L'Airbus A330 assurait le vol 253 de Northwest Airlines entre Amsterdam et Detroit (Etats-Unis) avec 289 passagers et membres d'équipage.

Accusé d'avoir tenté de le faire exploser en vol vendredi au moyen d'un puissant mélange explosif, le suspect, un jeune Nigérian, a comparu samedi devant le juge qui lui a officiellement lu l'acte d'accusation.

L'audience de 20 minutes s'est déroulée à l'hôpital de Detroit. Le suspect a été admis dans cet établissement pour des brûlures consécutives à sa tentative d'activer de la penthrite pour faire sauter l'avion qui transportait 278 passagers et 11 membres d'équipage.

Selon des journalistes autorisés à assister à l'audience, il était menotté à un fauteuil roulant et portait des bandages aux poignets et sur les mains. Il a déclaré au juge Paul Borman ne pas avoir les moyens de se payer un avocat et s'en est vu commettre un d'office.

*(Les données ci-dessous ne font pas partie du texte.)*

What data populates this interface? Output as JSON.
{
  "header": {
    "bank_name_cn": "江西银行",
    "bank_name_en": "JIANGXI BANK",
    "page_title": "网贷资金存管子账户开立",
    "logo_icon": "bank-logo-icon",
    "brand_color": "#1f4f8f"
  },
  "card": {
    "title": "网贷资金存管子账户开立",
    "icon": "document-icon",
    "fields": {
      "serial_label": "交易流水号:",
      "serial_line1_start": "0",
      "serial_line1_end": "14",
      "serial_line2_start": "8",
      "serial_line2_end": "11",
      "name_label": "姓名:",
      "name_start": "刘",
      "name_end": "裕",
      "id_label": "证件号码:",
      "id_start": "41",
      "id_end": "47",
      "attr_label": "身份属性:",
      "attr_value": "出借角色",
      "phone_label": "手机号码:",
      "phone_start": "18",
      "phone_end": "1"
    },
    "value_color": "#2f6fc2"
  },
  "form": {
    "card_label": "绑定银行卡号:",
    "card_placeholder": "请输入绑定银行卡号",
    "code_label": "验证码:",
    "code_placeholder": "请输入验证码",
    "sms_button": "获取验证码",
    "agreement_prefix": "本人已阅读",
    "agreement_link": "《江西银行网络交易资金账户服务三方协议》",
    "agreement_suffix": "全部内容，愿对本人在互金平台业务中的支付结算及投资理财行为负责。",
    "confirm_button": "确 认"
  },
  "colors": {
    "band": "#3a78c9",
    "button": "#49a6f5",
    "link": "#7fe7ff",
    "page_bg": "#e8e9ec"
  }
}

Selon des témoins et l'ordonnance d'inculpation, Abdulmutallab a avoué avoir injecté à l'aide d'une seringue un liquide chimique dans une poudre qu'il avait cachée sur sa cuisse, pour tenter de faire exploser l'avion. Ce procédé lui aurait permis de passer sans difficulté les contrôles de l'aéroport d'Amsterdam-Schipol, jugés très sérieux, où il se trouvait en transit en provenance de Lagos, en possession d'un visa américain, selon la police néerlandaise.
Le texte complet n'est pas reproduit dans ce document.